По счастью, Ворон любил всё одинаковое. Этот дом ничем не отличался от того, где Шурке пришлось побывать. Казалось, это Тумба храпит там, у стола с лампой.

Шурка запнулся. Ухватился за стену. Замер. Из стены напротив прянули два отростка. Развернулись.

Он затаил дыхание. Уши поводили из стороны в сторону. Повернулись в сторону храпа. Прислушались. Но храп их отвлекал. Не найдя ничего подозрительного, они свернулись и втянулись обратно в стену.

Шурка на цыпочках прокрался мимо спящей надзирательницы. Вблизи храп оглушал.

Он тихонько отворил дверь, шмыгнул в черную щель. Замер. Дал глазам привыкнуть к новой темноте.

Ряды одинаковых кроваток. Одинаковые серые квадратики одеял. Одинаково обритые головы. Ворон хотел, чтобы и сны в этих головах роились одинаковые.

Один из спящих был Бобкой.

Вот тут Шурке стало страшно. А если он не узнает Бобку? Если схватит чужого мальчишку? Или девчонку? Малышня и так-то похожа, а уж без волос и в одинаковых пижамах, да в темноте… А если малыш завопит?
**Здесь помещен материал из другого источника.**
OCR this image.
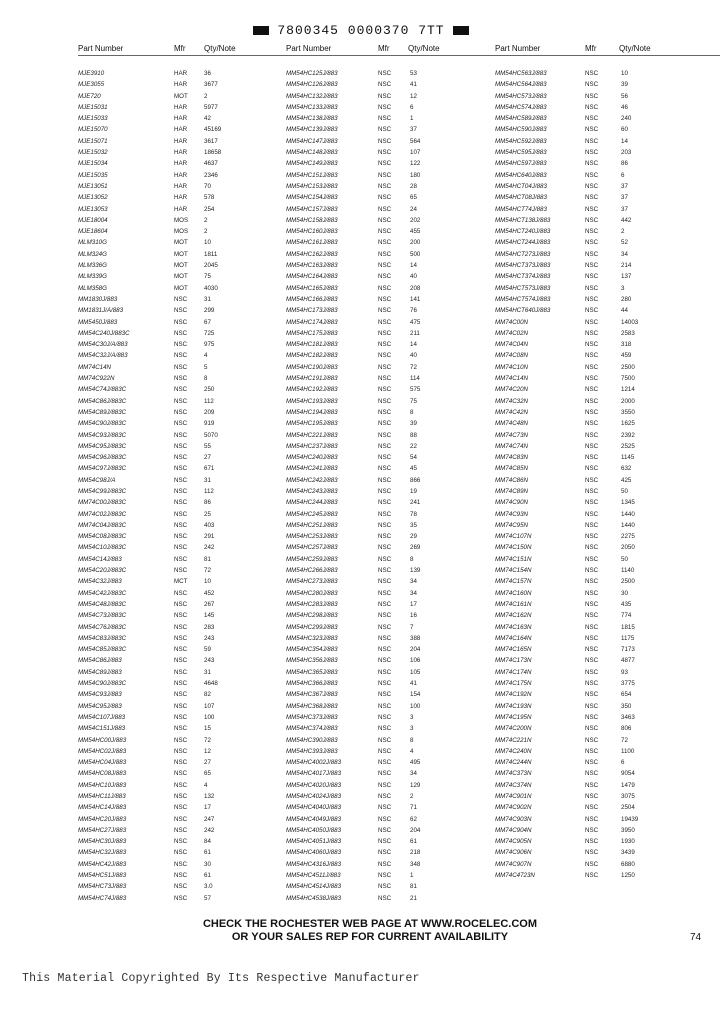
7800345 0000370 7TT
Part Number	Mfr Qty/Note
MJE3910	HAR	36
MJE3055	HAR	3677
MJE720	MOT	2
MJE15031	HAR	5977
MJE15033	HAR	42
MJE15070	HAR	45169
MJE15071	HAR	3617
MJE15032	HAR	18658
MJE15034	HAR	4637
MJE15035	HAR	2346
MJE13051	HAR	70
MJE13052	HAR	578
MJE13053	HAR	254
MJE18004	MOS	2
MJE18604	MOS	2
MLM310G	MOT	10
MLM324G	MOT	1811
MLM336G	MOT	2045
MLM339G	MOT	75
MLM358G	MOT	4030
MM1830J/883	NSC	31
MM1831J/A/883	NSC	299
MM5450J/883	NSC	67
MM54C240J/883C	NSC	725
MM54C30J/A/883	NSC	975
MM54C32J/A/883	NSC	4
MM74C14N	NSC	5
MM74C922N	NSC	8
MM54C74J/883C	NSC	250
MM54C86J/883C	NSC	112
MM54C89J/883C	NSC	209
MM54C90J/883C	NSC	919
MM54C93J/883C	NSC	5070
MM54C95J/883C	NSC	55
MM54C96J/883C	NSC	27
MM54C97J/883C	NSC	671
MM54C98J/A	NSC	31
MM54C99J/883C	NSC	112
MM74C00J/883C	NSC	86
MM74C02J/883C	NSC	25
MM74C04J/883C	NSC	403
MM54C08J/883C	NSC	291
MM54C10J/883C	NSC	242
MM54C14J/883	NSC	81
MM54C20J/883C	NSC	72
MM54C32J/883	MCT	10
MM54C42J/883C	NSC	452
MM54C48J/883C	NSC	267
MM54C73J/883C	NSC	145
MM54C76J/883C	NSC	283
MM54C83J/883C	NSC	243
MM54C85J/883C	NSC	59
MM54C86J/883	NSC	243
MM54C89J/883	NSC	31
MM54C90J/883C	NSC	4648
MM54C93J/883	NSC	82
MM54C95J/883	NSC	107
MM54C107J/883	NSC	100
MM54C151J/883	NSC	15
MM54HC00J/883	NSC	72
MM54HC02J/883	NSC	12
MM54HC04J/883	NSC	27
MM54HC08J/883	NSC	65
MM54HC10J/883	NSC	4
MM54HC11J/883	NSC	132
MM54HC14J/883	NSC	17
MM54HC20J/883	NSC	247
MM54HC27J/883	NSC	242
MM54HC30J/883	NSC	84
MM54HC32J/883	NSC	61
MM54HC42J/883	NSC	30
MM54HC51J/883	NSC	61
MM54HC73J/883	NSC	3.0
MM54HC74J/883	NSC	57
Part Number	Mfr Qty/Note
MM54HC125J/883	NSC	53
MM54HC126J/883	NSC	41
MM54HC132J/883	NSC	12
MM54HC133J/883	NSC	6
MM54HC138J/883	NSC	1
MM54HC139J/883	NSC	37
MM54HC147J/883	NSC	564
MM54HC148J/883	NSC	107
MM54HC149J/883	NSC	122
MM54HC151J/883	NSC	180
MM54HC153J/883	NSC	28
MM54HC154J/883	NSC	65
MM54HC157J/883	NSC	24
MM54HC158J/883	NSC	202
MM54HC160J/883	NSC	455
MM54HC161J/883	NSC	200
MM54HC162J/883	NSC	500
MM54HC163J/883	NSC	14
MM54HC164J/883	NSC	40
MM54HC165J/883	NSC	208
MM54HC166J/883	NSC	141
MM54HC173J/883	NSC	76
MM54HC174J/883	NSC	475
MM54HC175J/883	NSC	211
MM54HC181J/883	NSC	14
MM54HC182J/883	NSC	40
MM54HC190J/883	NSC	72
MM54HC191J/883	NSC	114
MM54HC192J/883	NSC	575
MM54HC193J/883	NSC	75
MM54HC194J/883	NSC	8
MM54HC195J/883	NSC	39
MM54HC221J/883	NSC	88
MM54HC237J/883	NSC	22
MM54HC240J/883	NSC	54
MM54HC241J/883	NSC	45
MM54HC242J/883	NSC	866
MM54HC243J/883	NSC	19
MM54HC244J/883	NSC	241
MM54HC245J/883	NSC	78
MM54HC251J/883	NSC	35
MM54HC253J/883	NSC	29
MM54HC257J/883	NSC	269
MM54HC259J/883	NSC	8
MM54HC266J/883	NSC	139
MM54HC273J/883	NSC	34
MM54HC280J/883	NSC	34
MM54HC283J/883	NSC	17
MM54HC298J/883	NSC	16
MM54HC299J/883	NSC	7
MM54HC323J/883	NSC	388
MM54HC354J/883	NSC	204
MM54HC356J/883	NSC	106
MM54HC365J/883	NSC	105
MM54HC366J/883	NSC	41
MM54HC367J/883	NSC	154
MM54HC368J/883	NSC	100
MM54HC373J/883	NSC	3
MM54HC374J/883	NSC	3
MM54HC390J/883	NSC	8
MM54HC393J/883	NSC	4
MM54HC4002J/883	NSC	495
MM54HC4017J/883	NSC	34
MM54HC4020J/883	NSC	129
MM54HC4024J/883	NSC	2
MM54HC4040J/883	NSC	71
MM54HC4049J/883	NSC	62
MM54HC4050J/883	NSC	204
MM54HC4051J/883	NSC	61
MM54HC4060J/883	NSC	218
MM54HC4316J/883	NSC	348
MM54HC4511J/883	NSC	1
MM54HC4514J/883	NSC	81
MM54HC4538J/883	NSC	21
Part Number	Mfr	Qty/Note
MM54HC563J/883	NSC	10
MM54HC564J/883	NSC	39
MM54HC573J/883	NSC	56
MM54HC574J/883	NSC	46
MM54HC589J/883	NSC	240
MM54HC590J/883	NSC	60
MM54HC592J/883	NSC	14
MM54HC595J/883	NSC	203
MM54HC597J/883	NSC	86
MM54HC640J/883	NSC	6
MM54HCT04J/883	NSC	37
MM54HCT08J/883	NSC	37
MM54HCT74J/883	NSC	37
MM54HCT138J/883	NSC	442
MM54HCT240J/883	NSC	2
MM54HCT244J/883	NSC	52
MM54HCT273J/883	NSC	34
MM54HCT373J/883	NSC	214
MM54HCT374J/883	NSC	137
MM54HCT573J/883	NSC	3
MM54HCT574J/883	NSC	280
MM54HCT640J/883	NSC	44
MM74C00N	NSC	14003
MM74C02N	NSC	2583
MM74C04N	NSC	318
MM74C08N	NSC	459
MM74C10N	NSC	2500
MM74C14N	NSC	7500
MM74C20N	NSC	1214
MM74C32N	NSC	2000
MM74C42N	NSC	3550
MM74C48N	NSC	1625
MM74C73N	NSC	2392
MM74C74N	NSC	2525
MM74C83N	NSC	1145
MM74C85N	NSC	632
MM74C86N	NSC	425
MM74C89N	NSC	50
MM74C90N	NSC	1345
MM74C93N	NSC	1440
MM74C95N	NSC	1440
MM74C107N	NSC	2275
MM74C150N	NSC	2050
MM74C151N	NSC	50
MM74C154N	NSC	1140
MM74C157N	NSC	2500
MM74C160N	NSC	30
MM74C161N	NSC	435
MM74C162N	NSC	774
MM74C163N	NSC	1815
MM74C164N	NSC	1175
MM74C165N	NSC	7173
MM74C173N	NSC	4877
MM74C174N	NSC	93
MM74C175N	NSC	3775
MM74C192N	NSC	654
MM74C193N	NSC	350
MM74C195N	NSC	3463
MM74C200N	NSC	806
MM74C221N	NSC	72
MM74C240N	NSC	1100
MM74C244N	NSC	6
MM74C373N	NSC	9054
MM74C374N	NSC	1479
MM74C901N	NSC	3075
MM74C902N	NSC	2504
MM74C903N	NSC	19439
MM74C904N	NSC	3950
MM74C905N	NSC	1930
MM74C906N	NSC	3439
MM74C907N	NSC	6880
MM74C4723N	NSC	1250
CHECK THE ROCHESTER WEB PAGE AT WWW.ROCELEC.COM
OR YOUR SALES REP FOR CURRENT AVAILABILITY	74
This Material Copyrighted By Its Respective Manufacturer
С колотящимся сердцем Шурка осторожно шел между кроватями. Наклонялся к каждому. Заглядывал в спящие лица. Щек его касалось теплое сонное дыхание малышей.

Бобка! Вот он!

Шурку охватило радостное облегчение. Бобка спал так, будто делал какое-то серьезное дело. Даже хмурил невидимые брови.

Шурка осторожно отогнул одеяло. И чуть не вскрикнул. Два круглых глаза распахнулись и уставились на него.

— Ты кто? — спросил Бобка.

— Тссс, — испуганно прошептал Шурка.

Не может быть. Бобка не узнал его!

— Ты кто? — повторил малыш.

У Бобки дрогнула нижняя губа. Шурка хорошо знал, что последует. «Сейчас ударится в рев», — с ужасом подумал он. Прибегут надзирательницы, сторож…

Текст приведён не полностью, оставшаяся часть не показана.